Dicky mencontohkan, sampai hari ini masih ada kesan pemeriksaan spesimen dihitung, padahal satu orang bisa memeriksakan dirinya sebanyak 2-3 kali. Ia merasa hal itu memang perlu, misalnya untuk kepentingan presiden mau pergi kunjungan ke sejumlah tempat dan itu memang harus dilakukan untuk keamanannya. Namun Dicky meminta hal seperti itu tak dimasukkan ke cakupan pengetesan.
Ia menjelaskan, cakupan testing untuk pendeteksian hanya dihitung di dalam data testing yang pertama kali dilakukan oleh seorang individu. Jika individu melakukan tes yang kedua dan ketiga, sebaiknya tes berikutnya tidak dihitung. “Kalau orang itu sudah dites, jangan dihitung dua kali. Yang pertama saja, kecuali kalau dia positif. Kalau dia positif, tes dia yang negatif jangan dihitung. Ini harus diluruskan,” kata Dicky kepada Tempo, kemarin.
Dicky menyatakan kekeliruan testing ini sangat berbahaya lantaran dapat menyebabkan kesalahan dalam merumuskan strategi penanganan Covid-19. Belum lagi, kata dia, jika tes yang dilakukan mutunya tidak terjamin, akan berpengaruh terhadap potensi penularan.
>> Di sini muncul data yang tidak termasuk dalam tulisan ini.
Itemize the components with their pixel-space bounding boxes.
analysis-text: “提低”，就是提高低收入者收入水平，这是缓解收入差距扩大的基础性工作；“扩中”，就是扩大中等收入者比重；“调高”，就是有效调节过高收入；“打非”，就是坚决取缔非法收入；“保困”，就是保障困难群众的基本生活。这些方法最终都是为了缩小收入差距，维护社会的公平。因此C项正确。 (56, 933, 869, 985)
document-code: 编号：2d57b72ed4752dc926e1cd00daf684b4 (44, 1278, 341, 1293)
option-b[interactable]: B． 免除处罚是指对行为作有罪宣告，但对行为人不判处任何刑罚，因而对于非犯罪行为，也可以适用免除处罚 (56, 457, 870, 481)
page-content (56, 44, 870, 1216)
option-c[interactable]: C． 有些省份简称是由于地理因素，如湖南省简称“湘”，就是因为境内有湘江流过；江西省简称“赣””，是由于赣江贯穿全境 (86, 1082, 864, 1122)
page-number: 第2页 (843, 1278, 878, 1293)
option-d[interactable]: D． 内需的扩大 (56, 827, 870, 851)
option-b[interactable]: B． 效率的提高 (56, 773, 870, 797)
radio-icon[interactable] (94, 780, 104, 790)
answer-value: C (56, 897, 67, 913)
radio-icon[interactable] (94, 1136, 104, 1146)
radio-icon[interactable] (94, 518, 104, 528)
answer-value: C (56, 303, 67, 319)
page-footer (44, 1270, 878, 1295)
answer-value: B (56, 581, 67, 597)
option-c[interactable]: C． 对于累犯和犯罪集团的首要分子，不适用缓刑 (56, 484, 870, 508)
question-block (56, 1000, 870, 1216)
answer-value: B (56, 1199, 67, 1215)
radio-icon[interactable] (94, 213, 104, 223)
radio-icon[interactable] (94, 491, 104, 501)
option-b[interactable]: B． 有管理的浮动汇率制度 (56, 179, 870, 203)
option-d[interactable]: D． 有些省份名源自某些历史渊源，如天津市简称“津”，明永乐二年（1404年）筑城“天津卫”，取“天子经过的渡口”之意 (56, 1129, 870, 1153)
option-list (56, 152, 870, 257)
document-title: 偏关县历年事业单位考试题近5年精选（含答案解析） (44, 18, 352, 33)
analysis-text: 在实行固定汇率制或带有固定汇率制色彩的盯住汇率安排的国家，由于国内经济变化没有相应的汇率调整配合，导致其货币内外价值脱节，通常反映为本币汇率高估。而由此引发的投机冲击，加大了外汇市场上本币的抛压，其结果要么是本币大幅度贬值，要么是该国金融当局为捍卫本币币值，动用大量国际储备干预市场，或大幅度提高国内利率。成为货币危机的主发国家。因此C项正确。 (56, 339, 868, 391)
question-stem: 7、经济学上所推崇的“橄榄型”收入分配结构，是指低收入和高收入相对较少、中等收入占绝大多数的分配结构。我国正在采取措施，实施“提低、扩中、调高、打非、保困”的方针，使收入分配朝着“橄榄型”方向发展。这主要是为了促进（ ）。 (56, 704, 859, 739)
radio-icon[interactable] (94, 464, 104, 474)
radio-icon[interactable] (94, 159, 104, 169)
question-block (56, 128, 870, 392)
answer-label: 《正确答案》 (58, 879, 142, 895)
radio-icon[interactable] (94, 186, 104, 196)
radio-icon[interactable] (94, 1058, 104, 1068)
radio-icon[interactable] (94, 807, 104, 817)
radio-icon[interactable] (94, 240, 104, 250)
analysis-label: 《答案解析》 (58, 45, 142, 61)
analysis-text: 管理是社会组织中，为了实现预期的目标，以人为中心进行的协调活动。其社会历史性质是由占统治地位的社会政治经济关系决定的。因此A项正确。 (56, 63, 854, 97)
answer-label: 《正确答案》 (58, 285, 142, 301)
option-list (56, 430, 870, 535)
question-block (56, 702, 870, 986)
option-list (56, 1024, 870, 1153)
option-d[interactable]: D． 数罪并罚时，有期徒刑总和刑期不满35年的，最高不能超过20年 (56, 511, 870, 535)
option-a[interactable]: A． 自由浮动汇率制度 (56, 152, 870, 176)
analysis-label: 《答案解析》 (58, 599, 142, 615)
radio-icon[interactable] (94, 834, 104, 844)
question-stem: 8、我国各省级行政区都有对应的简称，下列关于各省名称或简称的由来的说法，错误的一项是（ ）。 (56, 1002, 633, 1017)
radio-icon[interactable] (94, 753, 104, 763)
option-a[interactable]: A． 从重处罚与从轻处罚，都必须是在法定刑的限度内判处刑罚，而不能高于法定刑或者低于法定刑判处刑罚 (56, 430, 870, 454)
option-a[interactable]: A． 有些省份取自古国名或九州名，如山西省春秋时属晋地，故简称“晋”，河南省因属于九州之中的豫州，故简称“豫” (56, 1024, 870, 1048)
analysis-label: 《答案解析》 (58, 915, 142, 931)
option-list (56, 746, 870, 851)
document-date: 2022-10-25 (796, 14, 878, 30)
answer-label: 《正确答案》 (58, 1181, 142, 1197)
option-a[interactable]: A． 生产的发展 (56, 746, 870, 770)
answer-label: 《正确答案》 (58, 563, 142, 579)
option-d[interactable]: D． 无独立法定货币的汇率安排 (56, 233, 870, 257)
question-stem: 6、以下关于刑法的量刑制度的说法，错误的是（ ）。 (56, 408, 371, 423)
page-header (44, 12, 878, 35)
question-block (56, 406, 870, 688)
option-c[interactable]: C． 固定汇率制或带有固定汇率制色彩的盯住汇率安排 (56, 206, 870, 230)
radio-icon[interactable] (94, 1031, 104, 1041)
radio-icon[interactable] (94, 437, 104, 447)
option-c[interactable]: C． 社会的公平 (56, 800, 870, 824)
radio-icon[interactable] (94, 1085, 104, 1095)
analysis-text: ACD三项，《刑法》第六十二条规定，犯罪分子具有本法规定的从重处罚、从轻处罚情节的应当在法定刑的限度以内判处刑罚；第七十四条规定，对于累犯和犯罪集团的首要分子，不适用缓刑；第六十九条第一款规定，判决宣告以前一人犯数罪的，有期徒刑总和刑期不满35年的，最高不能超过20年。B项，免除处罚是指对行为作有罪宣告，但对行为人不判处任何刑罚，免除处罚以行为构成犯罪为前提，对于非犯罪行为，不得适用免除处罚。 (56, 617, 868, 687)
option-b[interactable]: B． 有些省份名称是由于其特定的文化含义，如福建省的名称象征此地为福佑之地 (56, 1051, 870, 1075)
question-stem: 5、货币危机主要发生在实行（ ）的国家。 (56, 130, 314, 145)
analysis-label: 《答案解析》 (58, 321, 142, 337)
Bagi Dicky, esensi pengetesan adalah mendeteksi kasus secara dini demi mencegah penularan lebih lanjut dan melacak kasus positif. “Intinya adalah kasus testing ini harus juga tertata, ada manajemennya. Siapa yang melakukan, tempatnya, dan sistem pelaporannya,” kata Dicky.
Epidemiolog dari Universitas Padjadjaran, Panji Fortuna Hadisoemarto, mengatakan apa yang disampaikan oleh Menteri Kesehatan merupakan ilustrasi tidak meratanya pengetesan. Artinya, hanya sekelompok orang yang sering dapat pengetesan, misalnya pejabat. “Jadi, kalau saya ingin mengelaborasi strategi testing-nya, memang harus diperbaiki lebih banyak tes, dan tidak terbatas pada mereka yang suspek, terutama mereka yang menjalin kontak dengan yang positif,” tutur Panji.